Undoubtedly, a debt default would affect every segment of American society. We can’t hide from it. But we can prepare to weather the storm. Tuesday, we looked at an elderly couple, a disabled veteran and a family of four to gauge the financial impact of each family. Now, let’s look at how each should prepare.
First, advice for seniors: The average social security payment is more than $1,800 a month. So for this group of Americans, a default could be especially painful Be prepared for the possibility your social security check could be delayed. I’m a big believer in the power of family, so this is the time for us as children and grandchildren to step up. If family members are unable to help, consider a disability loan. It’s called that because it’s a short-term loan to tide you over until your benefits kick in. Click here for recommendations from Bankrate. Click here for personal loan recommendations from Lending Tree.
And the Monroe County Office for the Aging can put you in touch with other resources.
Avoid payday loans and other predatory high interest loans.
For members of the military and veterans: Be prepared for the possibility your benefits could be delayed. This is the time to dip into your emergency fund. If the fund is low, get emergency assistance from a trusted non-profit that provides temporary emergency aid for veterans like Operation Homefront.
Veterans of Foreign Wars provides grants to veterans in financial need.
And Hope for the Warriors Critical Care Coordination program offers support to military veterans in all kinds of situations including when their benefits are delayed.

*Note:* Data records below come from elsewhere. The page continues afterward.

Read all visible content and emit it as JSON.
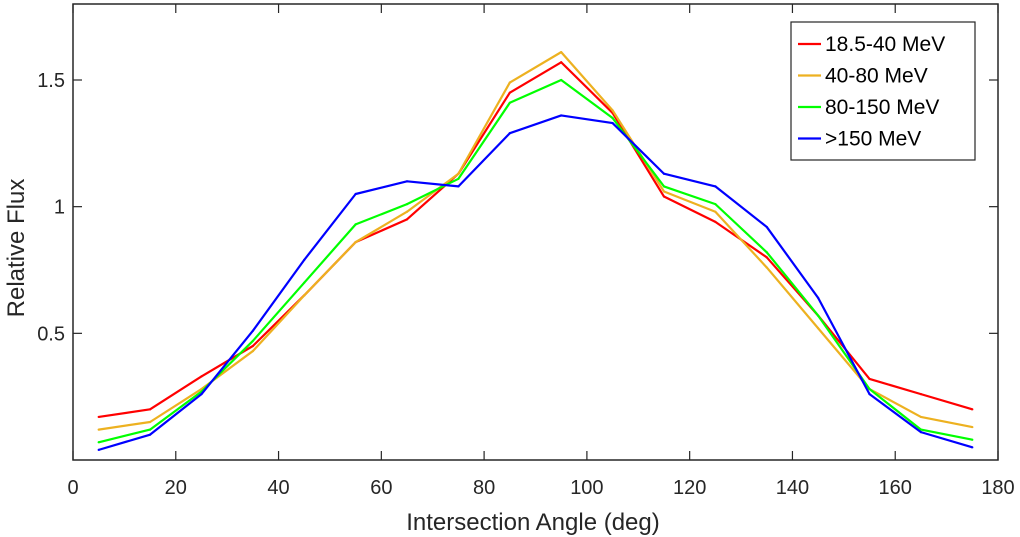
{
  "chart_data": {
    "type": "line",
    "xlabel": "Intersection Angle (deg)",
    "ylabel": "Relative Flux",
    "xlim": [
      0,
      180
    ],
    "ylim": [
      0,
      1.8
    ],
    "xticks": [
      0,
      20,
      40,
      60,
      80,
      100,
      120,
      140,
      160,
      180
    ],
    "xtick_labels": [
      "0",
      "20",
      "40",
      "60",
      "80",
      "100",
      "120",
      "140",
      "160",
      "180"
    ],
    "yticks": [
      0.5,
      1,
      1.5
    ],
    "ytick_labels": [
      "0.5",
      "1",
      "1.5"
    ],
    "grid": false,
    "legend_position": "top-right",
    "x": [
      5,
      15,
      25,
      35,
      45,
      55,
      65,
      75,
      85,
      95,
      105,
      115,
      125,
      135,
      145,
      155,
      165,
      175
    ],
    "series": [
      {
        "name": "18.5-40 MeV",
        "color": "#ff0000",
        "values": [
          0.17,
          0.2,
          0.33,
          0.45,
          0.65,
          0.86,
          0.95,
          1.13,
          1.45,
          1.57,
          1.37,
          1.04,
          0.94,
          0.8,
          0.57,
          0.32,
          0.26,
          0.2
        ]
      },
      {
        "name": "40-80 MeV",
        "color": "#edb120",
        "values": [
          0.12,
          0.15,
          0.28,
          0.43,
          0.65,
          0.86,
          0.98,
          1.13,
          1.49,
          1.61,
          1.38,
          1.06,
          0.98,
          0.76,
          0.52,
          0.28,
          0.17,
          0.13
        ]
      },
      {
        "name": "80-150 MeV",
        "color": "#00ff00",
        "values": [
          0.07,
          0.12,
          0.27,
          0.47,
          0.7,
          0.93,
          1.01,
          1.11,
          1.41,
          1.5,
          1.35,
          1.08,
          1.01,
          0.82,
          0.57,
          0.28,
          0.12,
          0.08
        ]
      },
      {
        "name": ">150 MeV",
        "color": "#0000ff",
        "values": [
          0.04,
          0.1,
          0.26,
          0.51,
          0.79,
          1.05,
          1.1,
          1.08,
          1.29,
          1.36,
          1.33,
          1.13,
          1.08,
          0.92,
          0.64,
          0.26,
          0.11,
          0.05
        ]
      }
    ]
  }
}
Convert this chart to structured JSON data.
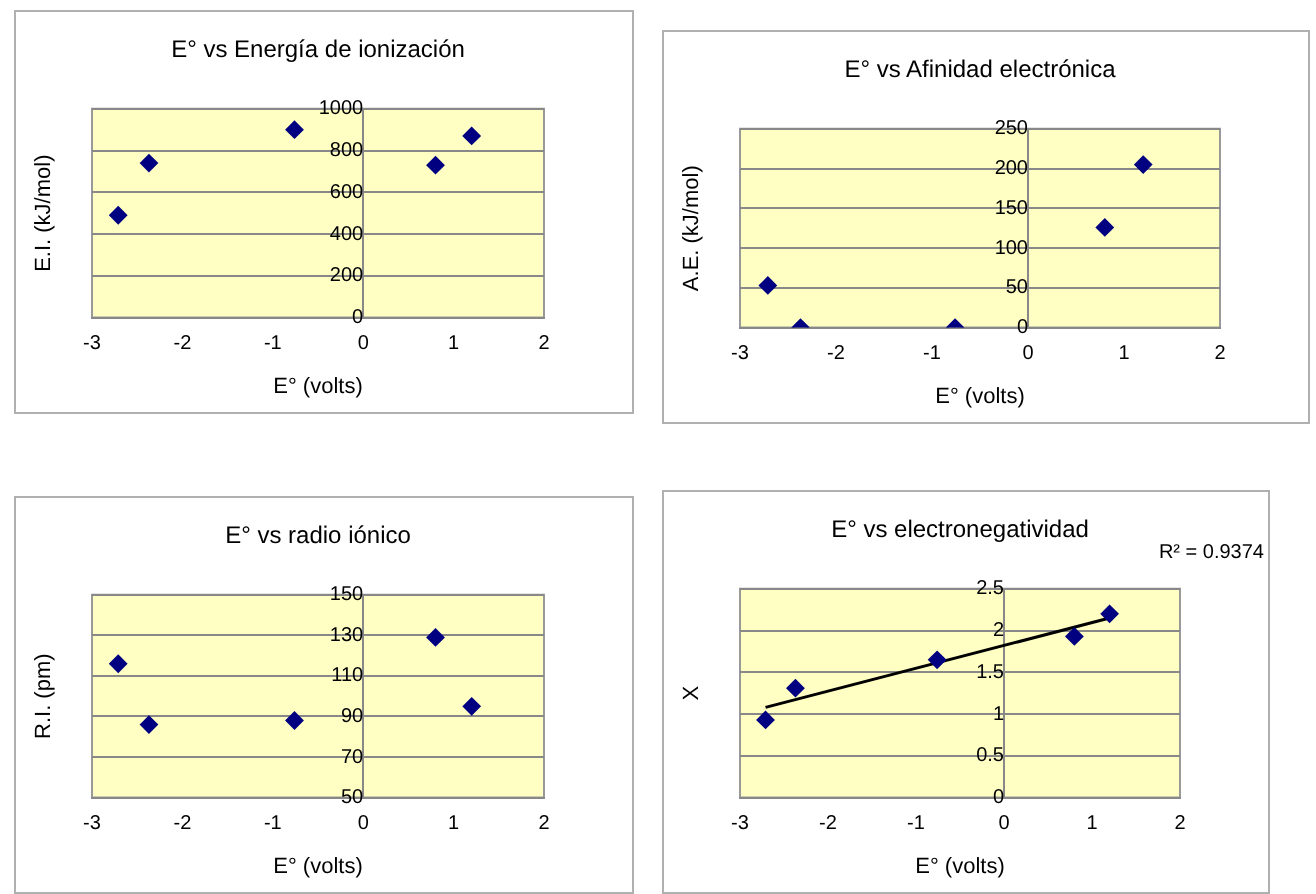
{
  "chart_data": [
    {
      "type": "scatter",
      "title": "E° vs Energía de ionización",
      "xlabel": "E° (volts)",
      "ylabel": "E.I. (kJ/mol)",
      "x": [
        -2.71,
        -2.37,
        -0.76,
        0.8,
        1.2
      ],
      "series": [
        {
          "color": "#000080",
          "values": [
            490,
            740,
            900,
            730,
            870
          ]
        }
      ],
      "xlim": [
        -3,
        2
      ],
      "xticks": [
        -3,
        -2,
        -1,
        0,
        1,
        2
      ],
      "ylim": [
        0,
        1000
      ],
      "yticks": [
        0,
        200,
        400,
        600,
        800,
        1000
      ],
      "grid": "y",
      "marker": "diamond"
    },
    {
      "type": "scatter",
      "title": "E° vs Afinidad electrónica",
      "xlabel": "E° (volts)",
      "ylabel": "A.E. (kJ/mol)",
      "x": [
        -2.71,
        -2.37,
        -0.76,
        0.8,
        1.2
      ],
      "series": [
        {
          "color": "#000080",
          "values": [
            53,
            0,
            0,
            126,
            205
          ]
        }
      ],
      "xlim": [
        -3,
        2
      ],
      "xticks": [
        -3,
        -2,
        -1,
        0,
        1,
        2
      ],
      "ylim": [
        0,
        250
      ],
      "yticks": [
        0,
        50,
        100,
        150,
        200,
        250
      ],
      "grid": "y",
      "marker": "diamond"
    },
    {
      "type": "scatter",
      "title": "E° vs radio iónico",
      "xlabel": "E° (volts)",
      "ylabel": "R.I. (pm)",
      "x": [
        -2.71,
        -2.37,
        -0.76,
        0.8,
        1.2
      ],
      "series": [
        {
          "color": "#000080",
          "values": [
            116,
            86,
            88,
            129,
            95
          ]
        }
      ],
      "xlim": [
        -3,
        2
      ],
      "xticks": [
        -3,
        -2,
        -1,
        0,
        1,
        2
      ],
      "ylim": [
        50,
        150
      ],
      "yticks": [
        50,
        70,
        90,
        110,
        130,
        150
      ],
      "grid": "y",
      "marker": "diamond"
    },
    {
      "type": "scatter",
      "title": "E° vs electronegatividad",
      "xlabel": "E° (volts)",
      "ylabel": "X",
      "x": [
        -2.71,
        -2.37,
        -0.76,
        0.8,
        1.2
      ],
      "series": [
        {
          "color": "#000080",
          "values": [
            0.93,
            1.31,
            1.65,
            1.93,
            2.2
          ]
        },
        {
          "type": "line",
          "color": "#000000",
          "marker": "none",
          "x": [
            -2.71,
            1.2
          ],
          "values": [
            1.08,
            2.15
          ]
        }
      ],
      "xlim": [
        -3,
        2
      ],
      "xticks": [
        -3,
        -2,
        -1,
        0,
        1,
        2
      ],
      "ylim": [
        0,
        2.5
      ],
      "yticks": [
        0,
        0.5,
        1,
        1.5,
        2,
        2.5
      ],
      "grid": "y",
      "marker": "diamond",
      "annotations": [
        "R² = 0.9374"
      ]
    }
  ]
}
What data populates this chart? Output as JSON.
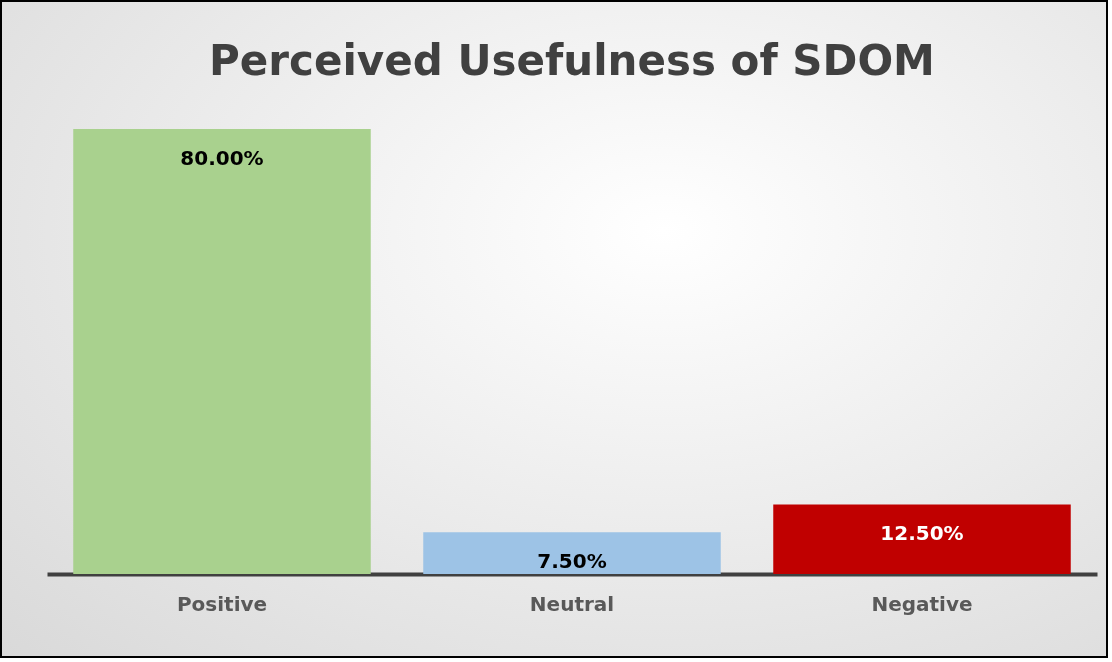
{
  "chart_data": {
    "type": "bar",
    "title": "Perceived Usefulness of SDOM",
    "categories": [
      "Positive",
      "Neutral",
      "Negative"
    ],
    "values": [
      80,
      7.5,
      12.5
    ],
    "colors": [
      "#a9d18e",
      "#9dc3e6",
      "#c00000"
    ],
    "value_labels": [
      "80.00%",
      "7.50%",
      "12.50%"
    ]
  }
}
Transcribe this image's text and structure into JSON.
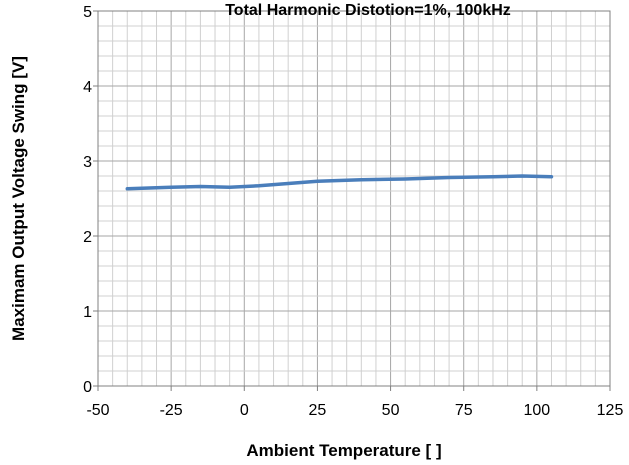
{
  "chart_data": {
    "type": "line",
    "title": "Total Harmonic Distotion=1%, 100kHz",
    "xlabel": "Ambient Temperature [ ]",
    "ylabel": "Maximam Output Voltage Swing [V]",
    "xlim": [
      -50,
      125
    ],
    "ylim": [
      0,
      5
    ],
    "xticks": [
      -50,
      -25,
      0,
      25,
      50,
      75,
      100,
      125
    ],
    "yticks": [
      0,
      1,
      2,
      3,
      4,
      5
    ],
    "xtick_labels": [
      "-50",
      "-25",
      "0",
      "25",
      "50",
      "75",
      "100",
      "125"
    ],
    "ytick_labels": [
      "0",
      "1",
      "2",
      "3",
      "4",
      "5"
    ],
    "grid": true,
    "grid_minor": true,
    "legend": "none",
    "series": [
      {
        "color": "#4a7ebb",
        "x": [
          -40,
          -25,
          -15,
          -5,
          5,
          15,
          25,
          40,
          55,
          70,
          85,
          95,
          105
        ],
        "y": [
          2.63,
          2.65,
          2.66,
          2.65,
          2.67,
          2.7,
          2.73,
          2.75,
          2.76,
          2.78,
          2.79,
          2.8,
          2.79
        ]
      }
    ]
  }
}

For families with retirement funds or a college fund for your kids: While it’s scary to watch your investments shrink in a crisis, don’t panic. Now is the time to talk to your financial advisor. What’s your equity bond ratio? Keep in mind that stocks will be more volatile as the deadline approaches. If you have treasury bills that are already mature or mature soon after June first, advisors recommend you consider selling now and re-investing after the crisis. Also resist the temptation to over invest. When the crisis is over, experts say the stock market will likely have a relief rally.
You might be tempted to jump in when stocks are down. But analysts say over investing may not be a good idea when we’re facing a possible recession.